PARIS (Reuters) – Jamaica’s Kishane Thompson came so close to emulating his compatriot Usain Bolt and becoming Olympic 100 metres champion on Sunday but American Noah Lyles denied him by a heartbeat.
Thompson led for most of the race and clocked the same 9.79 time as Lyles who won by five thousandths of a second in a photo finish after timing his dip to cross the line to perfection.
Even Lyles admitted he thought Thompson, who came into the final as the fastest man this year, had beaten him.
“He said, ‘Hey Kishane I thought you got it’ and I said, ‘I’m not sure’,” Thompson said.
“I wasn’t patient enough with myself to let my speed bring me at the line, in the position that I know I could have gone to, but I have learned from it.”
Asked if he thought the pair should share the medal, Thompson said: “I think the sport is too competitive, no offence to any other sport. It’s too competitive for us to share a gold medal.”
Thompson’s time – 9.789, against Lyles’ 9.784 – was two hundredths of a second off his personal best of 9.77 set in June.
The Lyles-Thompson showdown was the latest chapter in a sprint rivalry between the U.S. and Jamaica that has gripped the sport for almost two decades.
Bolt won three successive 100 and 200 metres Olympic golds, and Yohan Blake weighed in with a silver in 2012. In world championships, Bolt and Blake won four 100s in a row between from 2009 to 2015 while Bolt nailed four successive 200s and helped his country to four sprint relay golds.

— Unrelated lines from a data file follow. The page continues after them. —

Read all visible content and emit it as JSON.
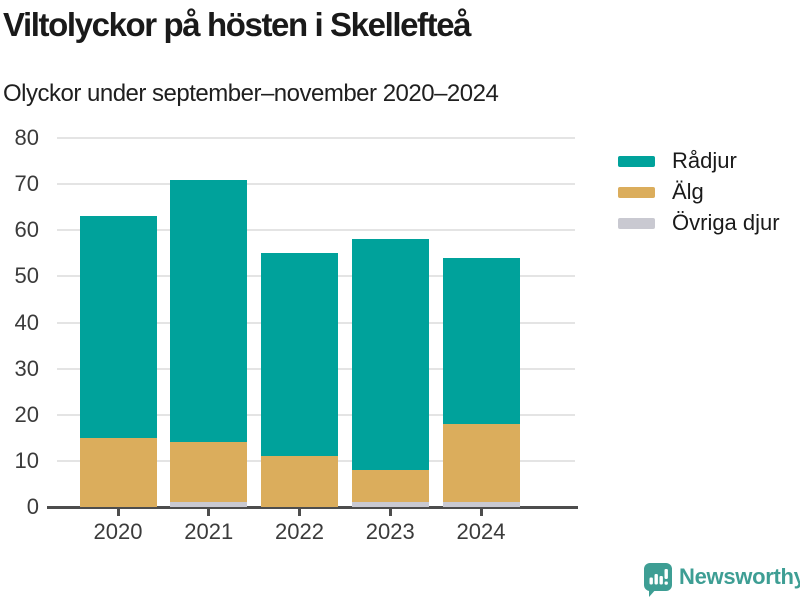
{
  "header": {
    "title": "Viltolyckor på hösten i Skellefteå",
    "subtitle": "Olyckor under september–november 2020–2024"
  },
  "chart_data": {
    "type": "bar",
    "stacked": true,
    "title": "Viltolyckor på hösten i Skellefteå",
    "subtitle": "Olyckor under september–november 2020–2024",
    "categories": [
      "2020",
      "2021",
      "2022",
      "2023",
      "2024"
    ],
    "series": [
      {
        "name": "Rådjur",
        "color": "#00a29b",
        "values": [
          48,
          57,
          44,
          50,
          36
        ]
      },
      {
        "name": "Älg",
        "color": "#dbad5c",
        "values": [
          15,
          13,
          11,
          7,
          17
        ]
      },
      {
        "name": "Övriga djur",
        "color": "#c9c9d1",
        "values": [
          0,
          1,
          0,
          1,
          1
        ]
      }
    ],
    "stack_order_bottom_to_top": [
      "Övriga djur",
      "Älg",
      "Rådjur"
    ],
    "stack_totals": [
      63,
      71,
      55,
      58,
      54
    ],
    "xlabel": "",
    "ylabel": "",
    "ylim": [
      0,
      80
    ],
    "yticks": [
      0,
      10,
      20,
      30,
      40,
      50,
      60,
      70,
      80
    ],
    "grid": "horizontal",
    "legend_position": "right",
    "colors": {
      "gridline": "#e4e4e4",
      "axis": "#4d4d4d",
      "text": "#3b3b3b"
    }
  },
  "footer": {
    "brand": "Newsworthy",
    "brand_color": "#3e9e94"
  }
}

It was a domination the United States could not match during the best part of a century as the sprint superpower, and with Jamaica’s women also routinely filling the top step of their podiums, the Caribbean nation was on top of the world.
Since Bolt’s retirement in 2017, however, Jamaica’s gold rush has dried up, and a succession of male sprinters have been built up as “the new Bolt”, a pressure they could surely do without.
“I know that Jamaica would have wanted me to get the gold, everybody loves winners,” Thompson said. “I would have loved to win today, but big up to the whole field.”
Fellow Jamaican Oblique Seville, who had beaten Lyles to win their semi-final on Sunday, was left in tears after finishing last, albeit in an impressive time of 9.91 seconds.